AMD's Eric Demers is leaving the company after twelve years to 'pursue other opportunities.'
AMD has confirmed that Eric Demers, the chief technical officer of the graphics business unit formerly known as ATI, is to leave the company at the end of the week.
Demers is to be replaced in the interim by overall chief technology officer Mark Papermaster until a replacement is found, according to a statement released by AMD late last night. Demers' final day is believed to be the 17th of February.
No reason has been given for Demers' departure, except to say that he is 'to pursue other opportunities.
Despite Demers' exit, AMD remains bullish about the future of its graphics division both as a keystone in its vision for a Heterogeneous Systems Architecture (HSA) and as a producer of dedicated silicon. 'AMD remains fully committed to our critical graphics IP development and discrete GPU products,
' the company claimed in its statement.
'We have a tremendous depth of talent in our organisation, a game plan that is resonating with our customers and our team, and we are continuing to bring graphics-performance-leading products to market. We will attract the right technology leader for this role,
' AMD promised.
Previous to his role of CTO at AMD's graphics division, Demers was a long-time ATI veteran. Joining the company in 2000 from previous roles at Silicon Graphics, Matrox and ArtX, Demers would rise from graphics designer to design manager under ATI's leadership. When AMD purchased the company, Demers became the manager of the graphics architecture team at the company before rising to senior architect and finally chief technology officer in 2009.
Demers' reputation is well cemented in the industry. With a MSEE in Computer Architecture and Parallel Processing and a BSEE in Electronics and Communications, his talents will be in great demand.
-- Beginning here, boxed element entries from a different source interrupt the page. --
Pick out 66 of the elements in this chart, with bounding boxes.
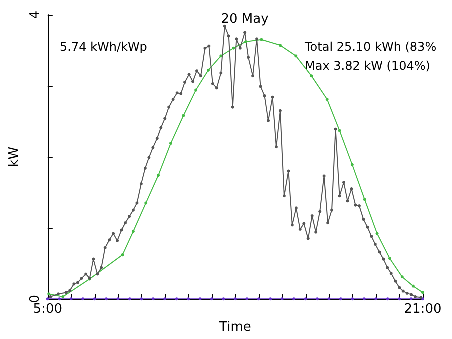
point — [164, 298, 167, 301]
y-tick-label: 4 — [28, 10, 43, 20]
point — [232, 46, 236, 50]
point — [269, 298, 272, 301]
point — [152, 298, 155, 301]
x-tick-label: 5:00 — [33, 302, 62, 318]
point — [222, 298, 226, 301]
annotation: Max 3.82 kW (104%) — [305, 59, 430, 73]
point — [187, 298, 190, 301]
point — [210, 298, 214, 301]
point — [132, 230, 135, 234]
point — [316, 298, 320, 301]
point — [386, 298, 390, 301]
point — [198, 298, 202, 301]
point — [121, 254, 124, 257]
point — [374, 298, 378, 301]
point — [144, 202, 148, 205]
point — [363, 198, 366, 202]
point — [350, 163, 354, 166]
point — [294, 54, 298, 58]
point — [62, 295, 65, 298]
point — [388, 257, 392, 260]
point — [48, 292, 51, 296]
point — [422, 291, 424, 294]
y-axis-title: kW — [7, 146, 22, 168]
point — [175, 298, 178, 301]
y-tick-label: 0 — [28, 294, 43, 304]
x-tick-label: 21:00 — [404, 302, 442, 318]
point — [412, 284, 415, 288]
point — [46, 298, 50, 301]
point — [182, 114, 186, 118]
point — [338, 129, 342, 132]
annotation: Total 25.10 kWh (83% — [304, 40, 437, 54]
point — [246, 298, 249, 301]
point — [93, 298, 96, 301]
point — [244, 40, 248, 44]
point — [194, 88, 198, 92]
point — [310, 74, 314, 78]
point — [206, 68, 210, 72]
point — [82, 298, 85, 301]
point — [58, 298, 62, 301]
annotation: 5.74 kWh/kWp — [60, 40, 148, 54]
point — [304, 298, 308, 301]
point — [220, 54, 223, 58]
point — [260, 38, 264, 42]
chart-title: 20 May — [221, 12, 270, 27]
point — [70, 298, 73, 301]
point — [257, 298, 260, 301]
point — [398, 298, 402, 301]
point — [328, 298, 331, 301]
point — [326, 98, 329, 102]
point — [116, 298, 120, 301]
point — [292, 298, 296, 301]
point — [280, 298, 284, 301]
point — [128, 298, 132, 301]
point — [234, 298, 237, 301]
x-axis-title: Time — [218, 320, 252, 335]
point — [410, 298, 413, 301]
point — [169, 142, 172, 146]
point — [376, 232, 379, 236]
point — [351, 298, 354, 301]
point — [105, 298, 108, 301]
point — [140, 298, 144, 301]
point — [339, 298, 342, 301]
point — [400, 276, 404, 279]
point — [362, 298, 366, 301]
With a graphics-specific history, including GPGPU architecture design and gaming graphics experience, there will be plenty of doors opening.
The most obvious destination for Demers would be AMD's long-time graphics rival Nvidia. It's likely, however, that AMD has a 'no-compete' clause in its contracts that would prevent Demers from working for such a direct competitor for a period of time after his exit.
At the time of writing, Demers has not revealed his employment plans.